IGA scores for the frontal region improved by a mean of 2.02 points with VDPHL01 vs 0.29 points with topical minoxidil and 0.59 points with IR oral minoxidil (p<0.0001 for both). The corresponding improvements in IGA scores for the vertex region were 2.05 vs 0.02 and 0.53 points (p<0.0001 for both). [EADV 2025, abstract LBA-318]

These scores demonstrate that the average patient on VDPHL01 achieved at least a “moderate” improvement, whereas the average patients on comparator minoxidil formulations did not achieve even a “slight” improvement, noted one of the study authors Dr Jerry Shapiro from the New York University Grossman School of Medicine, New York, New York, US.

VDPHL01 was also associated with a higher likelihood of achieving a moderate-to-great improvement in hair coverage, more than three times than that observed with IR oral and topical minoxidil formulations, Shapiro added.

The percentage of patients who received IGA scores ≥2 points for the frontal region was 82.8 percent with VDPHL01 vs 19.2 percent with topical minoxidil and 21.6 percent with IR oral minoxidil (p<0.0001 for both). For the vertex region, the respective percentages were 82.1 percent vs 14.3 percent and 23.3 percent (p<0.0001 for both).

VDPHL01 demonstrated equal efficacy in frontal and vertex regions, and no difference was found between topical and IR minoxidil formulations, according to Shapiro.

Optimized oral formulation

The use of minoxidil both as a topical solution and as an IR oral tablet for the treatment of androgenetic alopecia has increased in recent years.

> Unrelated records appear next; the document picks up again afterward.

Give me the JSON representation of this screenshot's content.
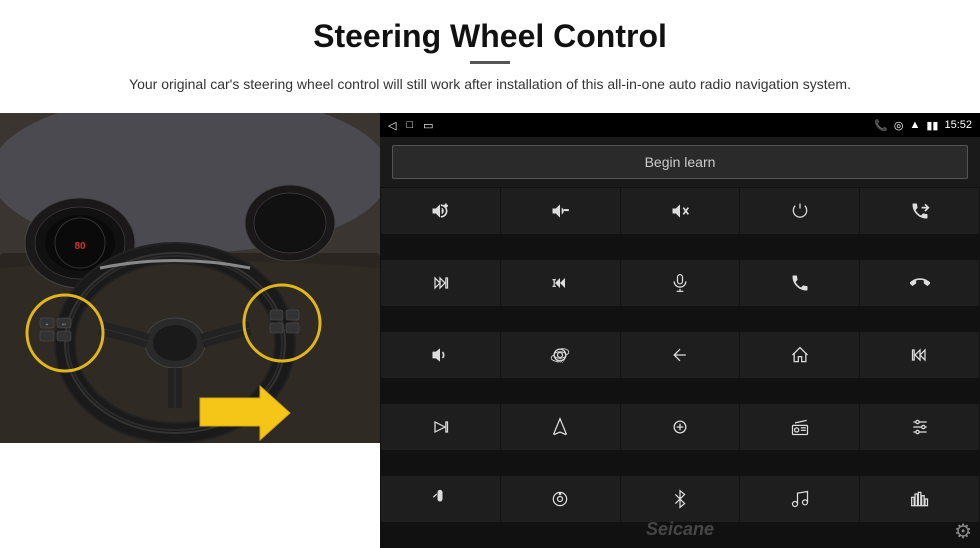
{
  "header": {
    "title": "Steering Wheel Control",
    "subtitle": "Your original car's steering wheel control will still work after installation of this all-in-one auto radio navigation system.",
    "divider": true
  },
  "status_bar": {
    "time": "15:52",
    "back_icon": "◁",
    "home_icon": "□",
    "recents_icon": "▭"
  },
  "begin_learn_button": {
    "label": "Begin learn"
  },
  "controls": [
    {
      "id": "vol-up",
      "icon": "vol_up"
    },
    {
      "id": "vol-down",
      "icon": "vol_down"
    },
    {
      "id": "mute",
      "icon": "mute"
    },
    {
      "id": "power",
      "icon": "power"
    },
    {
      "id": "prev-call",
      "icon": "prev_call"
    },
    {
      "id": "skip-fwd",
      "icon": "skip_fwd"
    },
    {
      "id": "rew-ff",
      "icon": "rew_ff"
    },
    {
      "id": "mic",
      "icon": "mic"
    },
    {
      "id": "phone",
      "icon": "phone"
    },
    {
      "id": "hang-up",
      "icon": "hang_up"
    },
    {
      "id": "speaker",
      "icon": "speaker"
    },
    {
      "id": "camera360",
      "icon": "camera360"
    },
    {
      "id": "back",
      "icon": "back_arrow"
    },
    {
      "id": "home",
      "icon": "home"
    },
    {
      "id": "prev-track",
      "icon": "prev_track"
    },
    {
      "id": "next-track",
      "icon": "next_track"
    },
    {
      "id": "nav",
      "icon": "navigation"
    },
    {
      "id": "eq",
      "icon": "eq"
    },
    {
      "id": "radio",
      "icon": "radio"
    },
    {
      "id": "settings-ctrl",
      "icon": "settings_ctrl"
    },
    {
      "id": "mic2",
      "icon": "mic2"
    },
    {
      "id": "knob",
      "icon": "knob"
    },
    {
      "id": "bluetooth",
      "icon": "bluetooth"
    },
    {
      "id": "music",
      "icon": "music"
    },
    {
      "id": "equalizer",
      "icon": "equalizer"
    }
  ],
  "watermark": "Seicane",
  "gear_icon": "⚙"
}
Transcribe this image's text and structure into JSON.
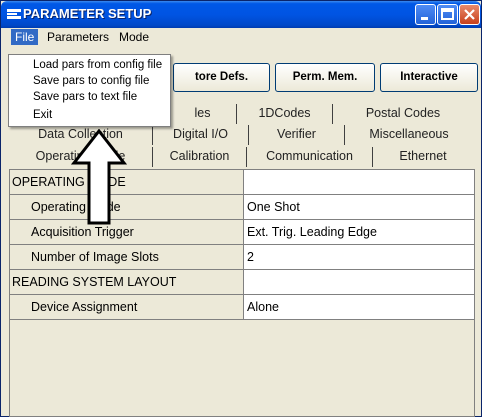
{
  "window": {
    "title": "PARAMETER SETUP"
  },
  "menubar": {
    "file": "File",
    "parameters": "Parameters",
    "mode": "Mode"
  },
  "file_menu": {
    "items": [
      "Load pars from config file",
      "Save pars to config file",
      "Save pars to text file",
      "Exit"
    ]
  },
  "toolbar": {
    "restore_label": "tore Defs.",
    "perm_label": "Perm. Mem.",
    "interactive_label": "Interactive"
  },
  "tabs": {
    "row1": [
      "les",
      "1DCodes",
      "Postal Codes"
    ],
    "row2": [
      "Data Collection",
      "Digital I/O",
      "Verifier",
      "Miscellaneous"
    ],
    "row3": [
      "Operating Mode",
      "Calibration",
      "Communication",
      "Ethernet"
    ]
  },
  "grid": {
    "rows": [
      {
        "kind": "header",
        "label": "OPERATING MODE",
        "value": ""
      },
      {
        "kind": "item",
        "label": "Operating Mode",
        "value": "One Shot"
      },
      {
        "kind": "item",
        "label": "Acquisition Trigger",
        "value": "Ext. Trig. Leading Edge"
      },
      {
        "kind": "item",
        "label": "Number of Image Slots",
        "value": "2"
      },
      {
        "kind": "header",
        "label": "READING SYSTEM LAYOUT",
        "value": ""
      },
      {
        "kind": "item",
        "label": "Device Assignment",
        "value": "Alone"
      }
    ]
  },
  "colors": {
    "titlebar": "#0054e3",
    "menu_highlight": "#316ac5",
    "close_button": "#c8401c"
  },
  "icons": {
    "app": "app-logo-icon",
    "minimize": "minimize-icon",
    "maximize": "maximize-icon",
    "close": "close-icon",
    "pointer": "up-arrow-annotation"
  }
}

However, Shapiro pointed out that outcomes remain suboptimal, with 46 percent of patients actively seeking new treatment alternatives and fewer than one in 10 patients reporting satisfaction with their current regimen. Treatment dissatisfaction for many is driven by a lack of effect (53 percent) or a slow onset of therapeutic effect (42 percent).

VDPHL01 was developed to optimize oral minoxidil for hair growth and cardiac safety, Shapiro said. It provides long-lasting minoxidil concentrations above the therapeutic effect threshold (1.62 ng/mL) but below the cardiac safety threshold (20 ng/mL).

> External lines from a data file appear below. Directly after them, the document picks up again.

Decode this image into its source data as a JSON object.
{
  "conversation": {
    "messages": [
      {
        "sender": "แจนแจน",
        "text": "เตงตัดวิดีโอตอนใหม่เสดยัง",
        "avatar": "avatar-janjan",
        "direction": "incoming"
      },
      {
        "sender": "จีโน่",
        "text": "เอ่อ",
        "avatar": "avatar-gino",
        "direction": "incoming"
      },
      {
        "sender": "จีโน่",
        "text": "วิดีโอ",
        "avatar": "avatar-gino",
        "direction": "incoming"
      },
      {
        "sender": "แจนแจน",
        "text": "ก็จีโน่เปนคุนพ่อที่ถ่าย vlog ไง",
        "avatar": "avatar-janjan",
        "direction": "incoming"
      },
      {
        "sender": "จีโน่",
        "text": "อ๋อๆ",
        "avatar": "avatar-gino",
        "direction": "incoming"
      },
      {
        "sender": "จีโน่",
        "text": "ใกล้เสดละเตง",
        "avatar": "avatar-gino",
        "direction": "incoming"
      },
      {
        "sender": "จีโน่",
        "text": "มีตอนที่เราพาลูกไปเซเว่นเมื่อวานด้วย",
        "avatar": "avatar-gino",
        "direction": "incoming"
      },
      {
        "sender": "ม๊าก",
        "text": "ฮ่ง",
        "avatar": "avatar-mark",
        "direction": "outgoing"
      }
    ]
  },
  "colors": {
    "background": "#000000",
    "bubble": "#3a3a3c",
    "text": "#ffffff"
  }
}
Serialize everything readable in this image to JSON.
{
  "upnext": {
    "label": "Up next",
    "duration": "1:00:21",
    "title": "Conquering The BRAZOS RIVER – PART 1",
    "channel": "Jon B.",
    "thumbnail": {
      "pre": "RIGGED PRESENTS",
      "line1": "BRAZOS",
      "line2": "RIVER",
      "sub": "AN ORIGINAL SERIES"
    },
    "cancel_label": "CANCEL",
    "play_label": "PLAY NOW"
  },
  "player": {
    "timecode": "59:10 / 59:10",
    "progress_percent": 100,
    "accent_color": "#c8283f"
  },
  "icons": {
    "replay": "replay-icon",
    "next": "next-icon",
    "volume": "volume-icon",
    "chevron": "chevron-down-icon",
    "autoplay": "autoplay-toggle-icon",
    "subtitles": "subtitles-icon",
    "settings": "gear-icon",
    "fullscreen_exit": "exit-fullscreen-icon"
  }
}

On the other hand, the existing IR oral 2.5- to 5-mg-dose formulations quickly reach peak blood plasma concentrations, risking cardiac activity while sustaining therapeutic concentrations for hair growth for about 4 h, he added. [J Clin Pharmacol 1989;29:162-167]

In light of the findings of the present study, Shapiro pointed to VDPHL01 as a “potentially best-in-indication treatment delivering in 4 months what current minoxidil formulations cannot achieve in 6 months.”

Blinded IGA analysis

In the current study, Shapiro and colleagues compared the efficacy of VDPHL01 for androgenetic alopecia using a phase II trial data against the efficacy of IR oral and topical minoxidil formulations using data obtained from a published head-to-head study. [JAMA Dermatol 2024;160:600-605]

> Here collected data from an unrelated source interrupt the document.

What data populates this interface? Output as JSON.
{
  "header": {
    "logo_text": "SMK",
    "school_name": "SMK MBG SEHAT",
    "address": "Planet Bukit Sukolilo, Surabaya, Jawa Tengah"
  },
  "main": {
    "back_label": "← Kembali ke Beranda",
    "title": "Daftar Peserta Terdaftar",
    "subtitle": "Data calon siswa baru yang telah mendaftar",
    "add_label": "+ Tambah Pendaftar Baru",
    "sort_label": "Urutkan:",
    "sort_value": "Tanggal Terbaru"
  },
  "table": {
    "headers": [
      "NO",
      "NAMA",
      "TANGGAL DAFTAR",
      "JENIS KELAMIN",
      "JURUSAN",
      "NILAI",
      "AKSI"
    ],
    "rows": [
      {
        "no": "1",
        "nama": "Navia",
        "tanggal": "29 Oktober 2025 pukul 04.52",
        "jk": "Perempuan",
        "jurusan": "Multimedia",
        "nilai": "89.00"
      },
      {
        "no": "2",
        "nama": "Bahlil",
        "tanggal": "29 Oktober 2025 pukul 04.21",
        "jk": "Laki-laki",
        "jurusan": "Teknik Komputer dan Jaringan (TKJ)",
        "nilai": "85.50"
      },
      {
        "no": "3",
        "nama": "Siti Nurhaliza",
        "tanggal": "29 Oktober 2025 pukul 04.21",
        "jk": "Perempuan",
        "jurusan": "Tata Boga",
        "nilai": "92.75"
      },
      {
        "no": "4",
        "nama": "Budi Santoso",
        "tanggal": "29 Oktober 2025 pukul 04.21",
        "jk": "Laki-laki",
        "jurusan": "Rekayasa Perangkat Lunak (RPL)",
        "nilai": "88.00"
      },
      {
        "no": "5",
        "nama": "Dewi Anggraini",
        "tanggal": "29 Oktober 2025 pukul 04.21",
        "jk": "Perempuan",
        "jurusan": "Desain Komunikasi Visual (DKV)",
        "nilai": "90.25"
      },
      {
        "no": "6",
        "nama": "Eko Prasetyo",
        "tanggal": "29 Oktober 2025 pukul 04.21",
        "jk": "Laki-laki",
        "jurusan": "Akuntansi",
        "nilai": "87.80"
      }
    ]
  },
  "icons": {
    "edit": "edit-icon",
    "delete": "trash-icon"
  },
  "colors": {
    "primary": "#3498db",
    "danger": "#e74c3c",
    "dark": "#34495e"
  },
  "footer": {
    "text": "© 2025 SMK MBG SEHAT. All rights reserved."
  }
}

IGA ratings were made by board-certified dermatologists on the basis of before-and-after photos (three vertex and superior scalp image pairs) for each patient. The dermatologists had no knowledge of which photos were taken before or after treatment and what formulation was used.

The analysis included 20 patients who received 8.5 mg VDPHL01 twice daily for 4 months, 33 patients who received 5 mg IR oral minoxidil once daily for 6 months, and 34 patients who received 1 mL of 5% topical minoxidil solution twice daily for 6 months.

Baseline identification accuracy of the before and after photos was high for VDPHL01, at 97.5 percent for the frontal region and 96.2 percent for the vertex region. In contrast, it was lower for topical minoxidil (60.3 percent and 49.6 percent, respectively) and IR oral minoxidil (72.9 percent and 72.3 percent, respectively). This finding, according to Shapiro, indicates dramatic visible changes with VDPHL01 vs the comparators.

The author acknowledged that the study was limited by the retrospective study design methodology and the potential differences in baseline characteristics of patients across trials.